Monday, 17 November 2014

I’m here again, and so soon! Please don’t get used to it. But I figured you guys deserved an actual recipe from me, it really has been a while.

My main aim in the kitchen these days is to start putting together a store of recipes that I can fall back on. Simple recipes, recipes that require as little time as possible in the kitchen. I have always approached the kitchen with a desire to stretch myself as a cook, to challenge myself and grow my understanding of food and flavors. My work at the E.C.M. Kitchen has really kept me quite driven in that quest. Out of that work, a growing passion for food has also encouraged me forward. On the upside, in the past, I always had the time to explore, test and experiment in the kitchen. I am a great dawdler in the kitchen, not that I don’t get the job done, but I like to take my time, I like to enjoy the process, to savor watching (and smelling) the dish come together.

This is a luxury I no longer have. Dawdling that is. And with a the added pressure of ongoing morning sickness I feel a need to start adjusting how I cook for our family now, before there is a second baby and the time limit is even smaller. I almost feel an urgency about it.

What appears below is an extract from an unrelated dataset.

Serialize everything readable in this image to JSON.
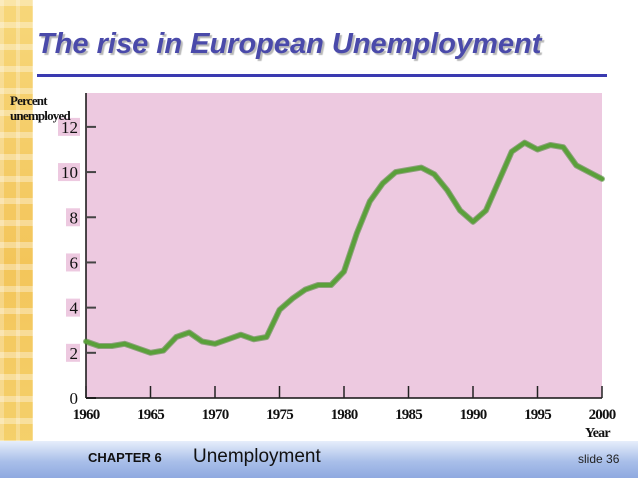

You see, with all this pushing forward on the quest, I’ve discovered a big gaping hole in my repertoire. Simple recipes that taste good. This is strange because I love simple food. I adore avocado on toast. I think a poached egg is heaven. And don’t even get me started on pesto pasta. But quite honestly, that’s it, those three things are about as big as my simple food recipe pile stands.

There is another side to this. I can’t stand mac and cheese. There are few things on this earth I could pair with the word ‘hate’, but that would be on the top of my list. Most of the simple meals for families being batted around out there just aren’t to a standard of flavor that I am used too now. I can’t do mac and cheese. In fact I am not even a big fan of pasta bake full stop. Or casseroles. Has anyone else noticed that when you make a stew everything tastes the same? The carrots, the meat, the potatoes, they all take on one the flavor and there is no….oomph. Oh help, I just sound like a whiny child now. I just want layers or flavor. Even if it’s just like the slight tart change you get between the flesh of an apple and its skin. Tell me please that someone understands this.

I want simple dishes that still rock in flavor. 

A new quest has begun. 

And with all that out of my system, I give you recipe number one. A twist on Maggie Beer's Pumpkin Bruschetta. 
A very dear friend sent me one of Maggie's books a while ago, signed and addressed appropriately by the dear Maggie herself, but it has since been sitting on the shelf due to my lack of time to give it a proper introduction to the kitchen. Pouring over her starters this week, I pulled out this recipe as it appealed to another problem I have in the kitchen right now. Not being able to cook. Or at least, not being able to stand over cooking food. I can cut pumpkin and bung it in the oven and walk away from it. That, I can still do well. I can see this dish becoming a great fall back dinner for us in the future, and it was actually very good too. Simple of course, but good. And for myself, not being able to eat the goat’s cheese whilst pregnant, the roasted pumpkin smashed onto the toasted ciabatta by itself, was still totally lip smacking. 

Roast Pumpkin on toast
(slightly tweaked from Maggie Beers Roast Pumpkin Bruschetta recipe)

  • Butternut pumpkin (as much as you like)
  • onion (optional) 
  • good quality olive oil
  • fresh rosemary
  • sea salt
  • cracked pepper
  • Verjuice 
  • about 3 garlic cloves (more if you are making a big batch of pumpkin)
  • a loaf of ciabatta bread
  • soft goats cheese
  • a lemon

preheat oven to about 240C

Cut pumpkin into small 1cm-2cm pieces and place on baking tray, throw on some smashed garlic cloves (hold one garlic clove back for the bread), thinly sliced onion, and the fresh rosemary. Drizzle with olive oil and season well. Bake till the tips of the pumpkin start to caramelize. 

Take tray out and drizzle over verjuice. Maggie recommends a 1/4 of a cup for only 200g, so I think you can be quite generous with your drizzle :)

Place it back in the oven for about 5-10 minutes. 

The ciabatta loaf can be sliced and toasted, grilled or fried in a little oil (as I did), if you grill or toast you can drizzle with a little oil, but when cooked, rub with the set aside garlic clove (cut in half first to get max flavor of garlic on the bread) 

Then place goats cheese onto toast, and serve the hot silky pumpkin on top. I added some more sea salt and a drizzle of fresh lemon juice to really help make the dish pop.